Two types of Bacillus subtilis tetA(L) deletion strains reveal the physiological importance of TetA(L) in K+ acquisition as well as in Na+, alkali, and tetracycline resistance

The chromosomally encoded TetA(L) protein of Bacillus subtilis is a multifunctional tetracycline-metal/H+ antiporter that also exhibits monovalent cation/H+ antiport activity and a net K+ uptake mode. In this study, B. subtilis mutant strains JC112 and JC112C were found to be representative of two phenotypic types of tetA (L) deletion strains that are generated in the same selection. Both strains exhibited increased sensitivity to low tetracycline concentrations as expected. The mutants also had significantly reduced ability to grow in media containing low concentrations of K+, indicating that the net K+ uptake mode is of physiological consequence; the deficit in JC112 was greater than in JC112C, JC112 also exhibited (i) greater impairment of Na+- or K+-dependent growth at pH 8.3 than JC112C and (ii) a greater degree of Co+2 as well as Na+ sensitivity. Studies were initiated to explore the possibility of two different patterns of compensatory changes in other ion-translocating transporters in these mutants. Increased expression of two loci has thus far been shown. Increased expression of czcD-trk-A, a locus with a proposed involvement in K+ uptake, occurred in both mutants. The increase was highest in the presence of Co2+ and was higher in JC112 than in JC112C. Deletion of czcD-trkA resulted in diminished growth of the wild-type and both mutant strains at low [K+], supporting a significant role for this locus in K+ uptake.
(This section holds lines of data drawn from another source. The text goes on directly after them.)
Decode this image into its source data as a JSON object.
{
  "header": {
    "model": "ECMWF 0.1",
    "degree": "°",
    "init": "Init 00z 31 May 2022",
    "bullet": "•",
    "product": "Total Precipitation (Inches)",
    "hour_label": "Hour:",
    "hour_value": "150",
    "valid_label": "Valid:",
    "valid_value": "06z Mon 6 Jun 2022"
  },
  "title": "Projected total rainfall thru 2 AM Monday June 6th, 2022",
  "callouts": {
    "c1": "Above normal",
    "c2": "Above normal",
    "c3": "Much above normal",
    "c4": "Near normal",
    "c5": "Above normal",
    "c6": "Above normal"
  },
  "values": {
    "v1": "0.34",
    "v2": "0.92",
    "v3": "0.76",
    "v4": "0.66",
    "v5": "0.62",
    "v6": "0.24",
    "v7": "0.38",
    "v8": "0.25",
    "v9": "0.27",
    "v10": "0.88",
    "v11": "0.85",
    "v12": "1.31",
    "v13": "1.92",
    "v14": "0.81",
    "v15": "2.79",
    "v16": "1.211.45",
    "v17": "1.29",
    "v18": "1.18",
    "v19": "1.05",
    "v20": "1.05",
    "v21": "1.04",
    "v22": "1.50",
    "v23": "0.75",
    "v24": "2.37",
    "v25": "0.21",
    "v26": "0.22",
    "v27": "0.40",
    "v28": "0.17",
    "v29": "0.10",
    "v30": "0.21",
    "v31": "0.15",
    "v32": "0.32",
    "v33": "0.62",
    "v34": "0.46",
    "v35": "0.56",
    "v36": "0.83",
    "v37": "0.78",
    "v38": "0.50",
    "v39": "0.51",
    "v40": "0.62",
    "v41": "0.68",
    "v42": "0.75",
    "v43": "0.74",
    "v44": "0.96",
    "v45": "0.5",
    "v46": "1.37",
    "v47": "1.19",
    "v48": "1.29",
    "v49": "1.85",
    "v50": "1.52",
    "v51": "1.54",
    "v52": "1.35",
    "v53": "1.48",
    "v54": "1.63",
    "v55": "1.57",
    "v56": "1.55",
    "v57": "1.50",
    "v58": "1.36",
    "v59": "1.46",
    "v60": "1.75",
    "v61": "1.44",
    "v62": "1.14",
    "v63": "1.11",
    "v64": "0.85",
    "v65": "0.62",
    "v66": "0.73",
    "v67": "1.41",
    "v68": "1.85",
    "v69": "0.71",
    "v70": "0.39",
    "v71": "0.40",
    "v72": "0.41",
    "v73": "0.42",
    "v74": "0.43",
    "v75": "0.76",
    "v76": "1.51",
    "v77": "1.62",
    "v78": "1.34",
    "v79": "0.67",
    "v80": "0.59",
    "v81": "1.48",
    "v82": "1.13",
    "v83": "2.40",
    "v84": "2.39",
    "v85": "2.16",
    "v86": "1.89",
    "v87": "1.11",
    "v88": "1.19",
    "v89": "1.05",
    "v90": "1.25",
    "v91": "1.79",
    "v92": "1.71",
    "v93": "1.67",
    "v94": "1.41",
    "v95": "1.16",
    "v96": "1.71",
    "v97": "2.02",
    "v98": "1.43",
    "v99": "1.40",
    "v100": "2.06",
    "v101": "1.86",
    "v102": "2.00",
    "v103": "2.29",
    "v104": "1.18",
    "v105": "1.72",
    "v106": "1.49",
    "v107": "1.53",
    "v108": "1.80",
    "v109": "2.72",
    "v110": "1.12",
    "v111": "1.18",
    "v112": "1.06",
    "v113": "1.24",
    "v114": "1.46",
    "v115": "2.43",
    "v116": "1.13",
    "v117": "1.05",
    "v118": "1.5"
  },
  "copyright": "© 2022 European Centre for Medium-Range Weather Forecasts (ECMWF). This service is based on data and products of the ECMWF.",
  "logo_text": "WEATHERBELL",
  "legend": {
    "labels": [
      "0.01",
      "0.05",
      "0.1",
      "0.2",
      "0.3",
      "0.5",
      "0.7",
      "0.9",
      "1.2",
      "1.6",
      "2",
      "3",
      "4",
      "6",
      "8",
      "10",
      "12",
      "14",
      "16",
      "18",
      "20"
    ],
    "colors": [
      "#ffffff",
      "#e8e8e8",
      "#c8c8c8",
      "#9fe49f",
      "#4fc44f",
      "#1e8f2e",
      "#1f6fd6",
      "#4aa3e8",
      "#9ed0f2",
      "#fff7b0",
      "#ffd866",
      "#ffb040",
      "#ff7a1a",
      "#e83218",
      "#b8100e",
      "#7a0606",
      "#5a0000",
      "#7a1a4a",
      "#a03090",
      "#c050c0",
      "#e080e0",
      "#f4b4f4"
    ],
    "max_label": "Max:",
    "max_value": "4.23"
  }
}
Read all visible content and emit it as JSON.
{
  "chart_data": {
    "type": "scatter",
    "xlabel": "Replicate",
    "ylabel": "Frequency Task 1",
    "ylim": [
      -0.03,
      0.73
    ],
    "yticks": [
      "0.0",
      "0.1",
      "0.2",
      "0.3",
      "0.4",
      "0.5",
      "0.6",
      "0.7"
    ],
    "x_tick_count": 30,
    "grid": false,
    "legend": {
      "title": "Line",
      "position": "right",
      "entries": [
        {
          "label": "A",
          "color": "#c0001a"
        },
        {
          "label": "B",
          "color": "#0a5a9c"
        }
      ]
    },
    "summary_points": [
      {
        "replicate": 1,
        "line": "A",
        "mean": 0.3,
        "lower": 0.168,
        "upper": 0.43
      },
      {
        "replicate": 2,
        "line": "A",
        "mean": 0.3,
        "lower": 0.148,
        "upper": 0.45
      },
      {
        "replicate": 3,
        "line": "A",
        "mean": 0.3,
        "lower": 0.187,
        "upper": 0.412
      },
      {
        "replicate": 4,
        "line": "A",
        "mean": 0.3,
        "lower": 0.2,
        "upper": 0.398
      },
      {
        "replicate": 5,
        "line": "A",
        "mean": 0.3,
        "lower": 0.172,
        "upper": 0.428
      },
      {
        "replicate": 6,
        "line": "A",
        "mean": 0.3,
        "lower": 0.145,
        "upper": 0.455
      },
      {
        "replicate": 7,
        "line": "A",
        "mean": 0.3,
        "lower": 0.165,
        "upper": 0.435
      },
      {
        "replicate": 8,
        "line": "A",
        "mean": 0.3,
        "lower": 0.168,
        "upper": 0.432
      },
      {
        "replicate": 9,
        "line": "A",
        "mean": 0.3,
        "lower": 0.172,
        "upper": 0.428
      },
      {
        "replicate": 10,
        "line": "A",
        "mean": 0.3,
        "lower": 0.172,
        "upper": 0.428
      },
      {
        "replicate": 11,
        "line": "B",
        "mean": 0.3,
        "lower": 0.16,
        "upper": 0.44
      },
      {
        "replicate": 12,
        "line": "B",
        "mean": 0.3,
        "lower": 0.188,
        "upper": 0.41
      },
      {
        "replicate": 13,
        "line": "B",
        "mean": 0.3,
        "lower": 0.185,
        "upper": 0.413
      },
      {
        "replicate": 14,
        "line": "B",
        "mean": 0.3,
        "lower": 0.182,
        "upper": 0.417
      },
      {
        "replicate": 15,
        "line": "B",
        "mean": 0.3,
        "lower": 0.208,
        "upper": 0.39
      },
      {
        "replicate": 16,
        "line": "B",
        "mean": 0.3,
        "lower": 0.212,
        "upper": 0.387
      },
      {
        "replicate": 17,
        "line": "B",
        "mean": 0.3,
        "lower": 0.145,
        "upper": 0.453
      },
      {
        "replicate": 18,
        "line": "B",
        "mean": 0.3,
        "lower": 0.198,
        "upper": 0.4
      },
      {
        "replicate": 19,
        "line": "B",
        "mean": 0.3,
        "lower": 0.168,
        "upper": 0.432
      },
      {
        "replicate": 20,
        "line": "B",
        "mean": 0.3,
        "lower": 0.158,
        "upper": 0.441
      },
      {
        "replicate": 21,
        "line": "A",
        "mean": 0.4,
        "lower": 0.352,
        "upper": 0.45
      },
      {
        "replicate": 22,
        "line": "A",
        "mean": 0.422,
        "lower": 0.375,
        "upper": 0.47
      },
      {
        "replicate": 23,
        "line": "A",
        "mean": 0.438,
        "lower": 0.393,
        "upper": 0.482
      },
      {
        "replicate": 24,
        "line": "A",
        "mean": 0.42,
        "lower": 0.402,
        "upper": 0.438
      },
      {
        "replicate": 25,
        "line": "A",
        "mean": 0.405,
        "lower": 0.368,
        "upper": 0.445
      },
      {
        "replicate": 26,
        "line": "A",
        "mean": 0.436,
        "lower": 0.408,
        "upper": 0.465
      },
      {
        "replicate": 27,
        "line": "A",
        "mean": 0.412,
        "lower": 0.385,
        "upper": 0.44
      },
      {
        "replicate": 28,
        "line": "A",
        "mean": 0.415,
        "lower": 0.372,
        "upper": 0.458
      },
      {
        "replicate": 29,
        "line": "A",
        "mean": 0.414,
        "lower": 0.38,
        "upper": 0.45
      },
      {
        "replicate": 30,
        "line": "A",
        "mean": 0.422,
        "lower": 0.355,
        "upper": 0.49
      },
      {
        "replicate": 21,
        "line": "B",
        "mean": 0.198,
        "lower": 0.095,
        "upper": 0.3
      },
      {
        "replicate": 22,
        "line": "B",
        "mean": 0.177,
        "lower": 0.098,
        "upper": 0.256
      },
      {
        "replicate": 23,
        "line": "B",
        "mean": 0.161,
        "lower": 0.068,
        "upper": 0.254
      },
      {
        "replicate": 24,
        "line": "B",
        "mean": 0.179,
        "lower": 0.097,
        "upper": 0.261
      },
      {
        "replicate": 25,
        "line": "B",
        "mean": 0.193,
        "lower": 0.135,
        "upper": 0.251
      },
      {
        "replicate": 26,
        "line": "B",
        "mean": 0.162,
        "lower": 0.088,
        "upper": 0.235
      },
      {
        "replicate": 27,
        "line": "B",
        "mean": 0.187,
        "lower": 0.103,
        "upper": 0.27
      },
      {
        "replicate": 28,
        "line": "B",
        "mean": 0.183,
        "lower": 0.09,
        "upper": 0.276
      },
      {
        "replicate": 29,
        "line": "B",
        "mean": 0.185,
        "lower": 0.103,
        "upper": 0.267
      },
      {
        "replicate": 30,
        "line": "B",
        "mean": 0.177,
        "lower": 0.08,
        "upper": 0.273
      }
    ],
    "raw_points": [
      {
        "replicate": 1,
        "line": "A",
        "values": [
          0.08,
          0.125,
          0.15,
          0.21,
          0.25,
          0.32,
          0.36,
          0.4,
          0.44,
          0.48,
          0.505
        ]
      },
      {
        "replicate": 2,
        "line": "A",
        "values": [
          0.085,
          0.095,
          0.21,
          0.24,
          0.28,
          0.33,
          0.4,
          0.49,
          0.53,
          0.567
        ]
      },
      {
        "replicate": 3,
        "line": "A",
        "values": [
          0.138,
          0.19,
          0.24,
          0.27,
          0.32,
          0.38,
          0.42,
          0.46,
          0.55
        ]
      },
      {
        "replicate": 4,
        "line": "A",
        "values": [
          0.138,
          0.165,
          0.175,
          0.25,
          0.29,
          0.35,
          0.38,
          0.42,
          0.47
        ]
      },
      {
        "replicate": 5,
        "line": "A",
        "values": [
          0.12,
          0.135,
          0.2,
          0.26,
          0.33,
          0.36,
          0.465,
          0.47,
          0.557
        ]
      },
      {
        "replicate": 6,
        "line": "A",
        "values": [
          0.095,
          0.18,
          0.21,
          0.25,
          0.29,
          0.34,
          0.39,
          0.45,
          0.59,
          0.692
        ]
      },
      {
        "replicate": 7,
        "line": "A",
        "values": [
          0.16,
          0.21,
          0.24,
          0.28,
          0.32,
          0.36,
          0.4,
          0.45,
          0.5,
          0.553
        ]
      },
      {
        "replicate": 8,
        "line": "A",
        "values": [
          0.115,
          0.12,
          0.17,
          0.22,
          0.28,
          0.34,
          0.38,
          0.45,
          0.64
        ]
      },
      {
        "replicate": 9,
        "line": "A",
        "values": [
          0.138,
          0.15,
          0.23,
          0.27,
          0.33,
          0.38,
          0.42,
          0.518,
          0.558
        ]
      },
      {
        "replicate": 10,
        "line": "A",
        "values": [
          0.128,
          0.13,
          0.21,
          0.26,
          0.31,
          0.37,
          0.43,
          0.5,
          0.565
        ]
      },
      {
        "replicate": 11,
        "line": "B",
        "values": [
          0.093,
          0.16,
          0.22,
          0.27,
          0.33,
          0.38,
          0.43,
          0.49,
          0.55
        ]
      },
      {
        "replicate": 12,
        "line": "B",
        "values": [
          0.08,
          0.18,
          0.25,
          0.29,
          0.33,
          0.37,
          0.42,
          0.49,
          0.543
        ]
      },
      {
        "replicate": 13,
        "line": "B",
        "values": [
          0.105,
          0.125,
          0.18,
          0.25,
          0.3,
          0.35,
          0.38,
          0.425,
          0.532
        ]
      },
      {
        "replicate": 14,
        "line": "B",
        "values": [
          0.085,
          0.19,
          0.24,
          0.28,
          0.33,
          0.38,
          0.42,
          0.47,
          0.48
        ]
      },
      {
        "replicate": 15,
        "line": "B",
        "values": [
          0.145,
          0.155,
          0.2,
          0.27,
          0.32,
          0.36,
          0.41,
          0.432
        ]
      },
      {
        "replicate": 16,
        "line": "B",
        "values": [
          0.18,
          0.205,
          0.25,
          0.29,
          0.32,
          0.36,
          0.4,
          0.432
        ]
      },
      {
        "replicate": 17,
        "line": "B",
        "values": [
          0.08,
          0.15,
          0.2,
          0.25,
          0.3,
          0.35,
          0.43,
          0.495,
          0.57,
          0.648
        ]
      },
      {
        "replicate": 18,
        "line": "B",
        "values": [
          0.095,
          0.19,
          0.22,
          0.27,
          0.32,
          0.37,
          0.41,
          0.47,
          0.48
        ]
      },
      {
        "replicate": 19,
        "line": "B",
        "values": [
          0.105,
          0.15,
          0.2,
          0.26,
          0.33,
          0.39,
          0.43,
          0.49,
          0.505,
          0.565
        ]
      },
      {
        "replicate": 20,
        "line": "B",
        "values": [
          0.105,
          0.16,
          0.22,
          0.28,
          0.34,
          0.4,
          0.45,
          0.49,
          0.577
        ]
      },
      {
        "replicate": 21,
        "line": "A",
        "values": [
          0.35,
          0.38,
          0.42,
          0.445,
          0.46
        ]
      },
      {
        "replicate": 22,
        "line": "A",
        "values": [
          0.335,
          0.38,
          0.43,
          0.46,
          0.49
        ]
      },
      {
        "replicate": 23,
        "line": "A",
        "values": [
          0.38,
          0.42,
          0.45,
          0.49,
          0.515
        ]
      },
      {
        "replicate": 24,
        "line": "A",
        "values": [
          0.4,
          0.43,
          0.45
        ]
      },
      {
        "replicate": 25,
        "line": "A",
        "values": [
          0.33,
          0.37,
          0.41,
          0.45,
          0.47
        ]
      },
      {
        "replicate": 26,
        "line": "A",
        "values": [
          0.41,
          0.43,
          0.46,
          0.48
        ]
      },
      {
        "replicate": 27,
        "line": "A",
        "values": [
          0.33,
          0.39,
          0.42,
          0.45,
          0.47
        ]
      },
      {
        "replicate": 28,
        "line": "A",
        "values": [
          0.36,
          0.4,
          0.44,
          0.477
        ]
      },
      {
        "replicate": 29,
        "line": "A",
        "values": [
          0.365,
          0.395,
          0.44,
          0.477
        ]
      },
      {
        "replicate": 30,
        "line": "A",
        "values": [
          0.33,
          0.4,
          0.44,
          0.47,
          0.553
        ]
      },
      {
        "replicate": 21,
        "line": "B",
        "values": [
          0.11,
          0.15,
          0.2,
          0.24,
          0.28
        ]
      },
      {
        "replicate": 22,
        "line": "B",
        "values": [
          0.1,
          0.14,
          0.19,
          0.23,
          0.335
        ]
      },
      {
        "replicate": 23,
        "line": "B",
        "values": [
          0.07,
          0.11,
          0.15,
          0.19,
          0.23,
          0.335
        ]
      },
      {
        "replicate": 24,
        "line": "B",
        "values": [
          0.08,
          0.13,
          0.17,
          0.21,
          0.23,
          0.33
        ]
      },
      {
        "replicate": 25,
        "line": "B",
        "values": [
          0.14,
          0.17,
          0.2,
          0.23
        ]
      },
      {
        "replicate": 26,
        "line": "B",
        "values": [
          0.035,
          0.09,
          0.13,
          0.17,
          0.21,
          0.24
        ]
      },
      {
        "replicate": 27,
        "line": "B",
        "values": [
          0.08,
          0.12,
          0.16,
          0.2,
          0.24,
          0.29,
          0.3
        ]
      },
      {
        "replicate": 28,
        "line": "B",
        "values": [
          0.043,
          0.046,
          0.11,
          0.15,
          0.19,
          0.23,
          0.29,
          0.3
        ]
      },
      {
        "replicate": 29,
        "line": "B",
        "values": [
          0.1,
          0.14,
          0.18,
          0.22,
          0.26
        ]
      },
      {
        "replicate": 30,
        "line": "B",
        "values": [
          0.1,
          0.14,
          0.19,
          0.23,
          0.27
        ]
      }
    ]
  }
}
Expression of yheL, which is a homologue of the Na+/H+ antiporter-encoding nhaC gene from Bacillus firmus OF4, was also increased in both tetA(L) deletion strains, again with higher up-regulation in JC112. The phenotypes resulting from deletion of yheL were consistent with a modest role for YheL in Na+-dependent pH homeostasis in the wild type. No major role for YheL was indicated in the mutants in spite of the overexpression. The studies underscore the multiple physiological functions of TetA(L), including tetracycline, Na+, and alkali resistance and K+ acquisition. The studies also reveal and begin to detail the complexity of the response to mutational loss of these functions.